Chiara Saraceno La Stampa 14 novembre 2022
Falsa partenza per le famiglie
Il sostegno alla famiglia quale «nucleo primario della società», con particolare attenzione per l’incentivazione delle nascite è stato uno degli obiettivi indicati per il suo governo dalla Presidente del Consiglio Meloni nel corso delle dichiarazioni programmatiche alla Camera e al Senato.
Esso dovrebbe realizzarsi, sempre a detta della premier, con il passaggio dalla tassazione individuale al quoziente familiare, il potenziamento dell’assegno unico e una maggiore disponibilità e gratuità degli asili nido.
Dati gli attuali vincoli di bilancio e la necessità di fare fronte ai costi della crisi energetica per famiglie e imprese, è improbabile che questa agenda rientri tra le priorità del governo, che al massimo potrà intestarsi l’aumento nell’offerta di nidi prevista dal Pnrr e di quanto già previsto, anche per i prossimi anni, per i costi di gestione dalla legge di stabilità del 2022. Per altro, le prime mosse del governo sembrano segnalare che le priorità siano altre: un innalzamento fuori proporzione della soglia per accedere alla flat tax nel caso degli autonomi e la defiscalizzazione dei premi aziendali per i lavoratori dipendenti, oltre a quota 102 per le pensioni – tutte misure molto costose, con problemi non irrilevanti di equità, che sottraggono risorse alle misure promesse di sostegno alle famiglie con figli.

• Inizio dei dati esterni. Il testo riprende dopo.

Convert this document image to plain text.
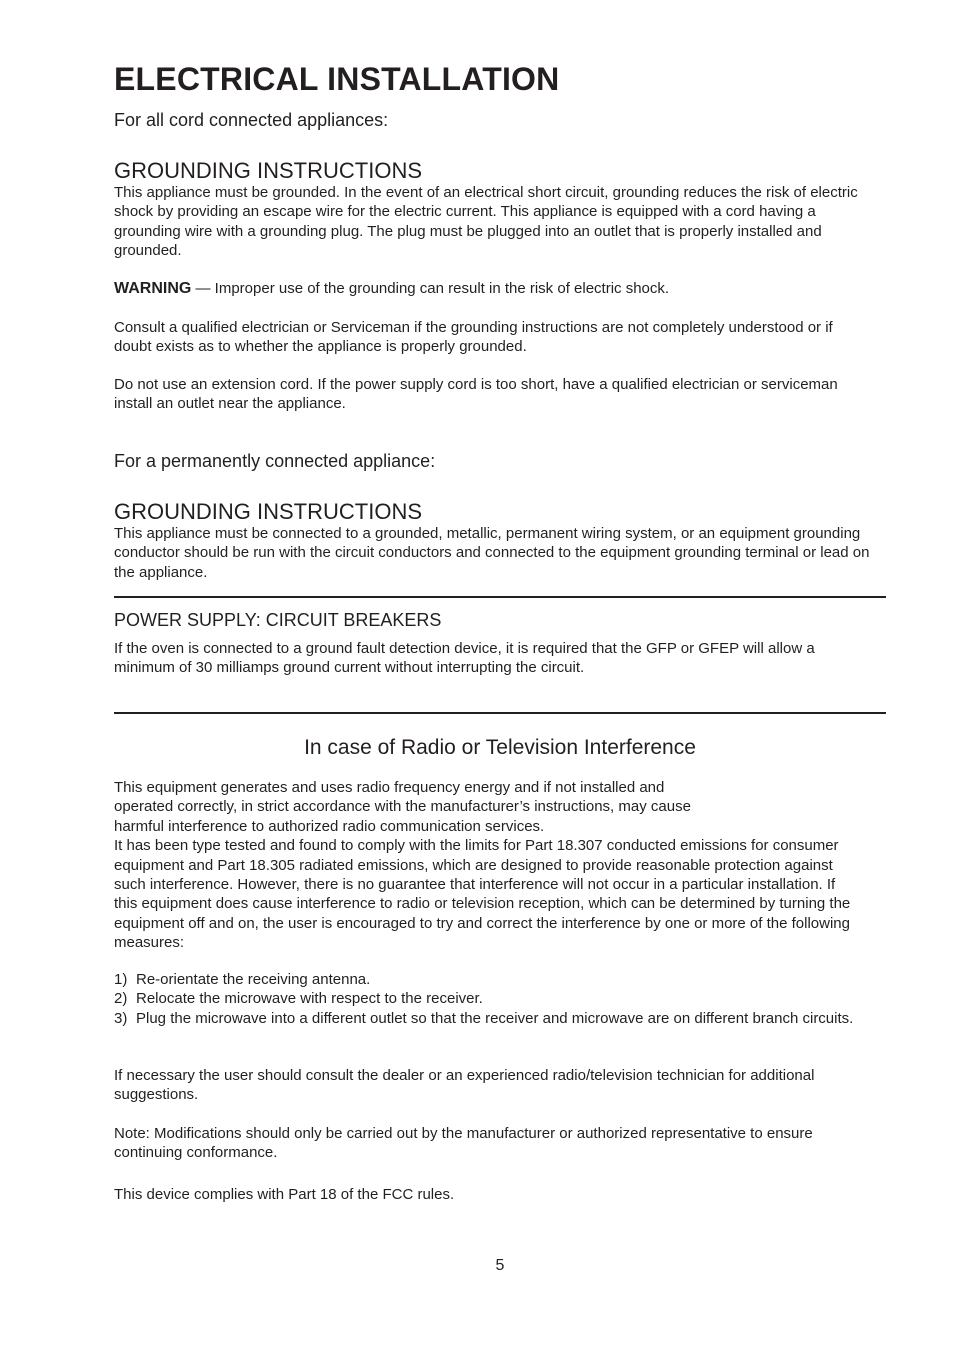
ELECTRICAL INSTALLATION

For all cord connected appliances:

GROUNDING INSTRUCTIONS

This appliance must be grounded. In the event of an electrical short circuit, grounding reduces the risk of electric shock by providing an escape wire for the electric current. This appliance is equipped with a cord having a grounding wire with a grounding plug. The plug must be plugged into an outlet that is properly installed and grounded.

WARNING — Improper use of the grounding can result in the risk of electric shock.

Consult a qualified electrician or Serviceman if the grounding instructions are not completely understood or if doubt exists as to whether the appliance is properly grounded.

Do not use an extension cord. If the power supply cord is too short, have a qualified electrician or serviceman install an outlet near the appliance.

For a permanently connected appliance:

GROUNDING INSTRUCTIONS

This appliance must be connected to a grounded, metallic, permanent wiring system, or an equipment grounding conductor should be run with the circuit conductors and connected to the equipment grounding terminal or lead on the appliance.

POWER SUPPLY: CIRCUIT BREAKERS

If the oven is connected to a ground fault detection device, it is required that the GFP or GFEP will allow a minimum of 30 milliamps ground current without interrupting the circuit.

In case of Radio or Television Interference
This equipment generates and uses radio frequency energy and if not installed and
operated correctly, in strict accordance with the manufacturer’s instructions, may cause
harmful interference to authorized radio communication services.
It has been type tested and found to comply with the limits for Part 18.307 conducted emissions for consumer equipment and Part 18.305 radiated emissions, which are designed to provide reasonable protection against such interference. However, there is no guarantee that interference will not occur in a particular installation. If this equipment does cause interference to radio or television reception, which can be determined by turning the equipment off and on, the user is encouraged to try and correct the interference by one or more of the following measures:
1) Re-orientate the receiving antenna.
2) Relocate the microwave with respect to the receiver.
3) Plug the microwave into a different outlet so that the receiver and microwave are on different branch circuits.

If necessary the user should consult the dealer or an experienced radio/television technician for additional suggestions.

Note: Modifications should only be carried out by the manufacturer or authorized representative to ensure continuing conformance.

This device complies with Part 18 of the FCC rules.

5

Anche queste ultime tuttavia vanno considerate con attenzione dal punto di vista sia dell’equità sia dell’efficacia. L’aumento dell’offerta di nidi (di qualità) e la loro gratuità va senza dubbio nella giusta direzione, perché consentirebbe a molte più madri di conciliare famiglia e lavoro, allo stesso tempo creando posti di lavoro buono.
Soprattutto allargherebbe a molti più bambini la possibilità di accedere ad esperienze educative extra-famigliari in un’età cruciale per lo sviluppo. Questo allargamento andrebbe completato con la diffusione capillare del tempo pieno nella scuola dell’infanzia e almeno primaria, anche questo gratuito, così come deve essere veramente gratuita (inclusi i libri e la mensa) l’istruzione. Anche il rafforzamento dell’assegno unico è una buona idea, ma se va in direzione del rafforzamento dell’importo base per renderlo davvero universalistico e ripensando il meccanismo di agganciamento all’Isee che, se ha legittime ragioni redistributive, contiene di fatto un disincentivo all’occupazione materna, specie nei ceti economicamente più modesti, con effetti negativi nel medio-lungo periodo (quando i figli diventano maggiorenni) sul bilancio familiare e sull’autonomia economica delle madri.
Questo effetto negativo è particolarmente presente nel caso della misura bandiera di FdI (e di alcune associazioni familiari): il quoziente familiare da applicare in sede di imposizione fiscale per ora anticipato per l’accesso al Superbonus. A prima vista è più equo della tassazione individuale, perché tiene conto sia dell’insieme dei redditi presenti in una famiglia sia di quante sono le persone che di esso vivono. L’esito sarebbe che, a parità di reddito famigliare complessivo, l’imposta dovuta calerebbe con l’aumentare del numero dei componenti della famiglia, come avviene in Francia, l’unico paese europeo che adotta, appunto, il quoziente famigliare a fini di imposizione fiscale.
La Germania ne ha una versione molto più ridotta, e opzionale (a differenza della Francia), lo splitting, che considera solo la coppia, non anche i figli eventuali. Questo modo di calcolare l’imposizione fiscale presenta tuttavia sia i rischi di equità tra famiglie di uguale ampiezza ma reddito diverso, favorendo di fatto le famiglie con redditi alti, cui abbassa sostanziosamente l’aliquota, sia di rafforzamento delle disuguaglianze di genere, perché favorisce le famiglie monoreddito e quelle in cui i redditi dei due partner sono molto asimmetrici.
Viene così, di fatto, scoraggiata del tutto o in parte l’occupazione femminile, di nuovo con effetti negativi sull’autonomia economica delle donne, delle madri, specie se a bassa qualifica. Uno scoraggiamento di cui non si sente la necessità in un paese a basso tasso di occupazione femminile e in cui è ampio il divario nella partecipazione al mercato del lavoro tra madri e non madri e tra donne ad alta e bassa istruzione.
Per aiutare a sostenere il costo dei figli, è meglio, accanto ad un assegno unico rafforzato, rendere davvero universali servizi per la prima infanzia e scuole, ed anche rendere economicamente accessibili a tutti i bambini e adolescenti musei, teatri, attività sportive.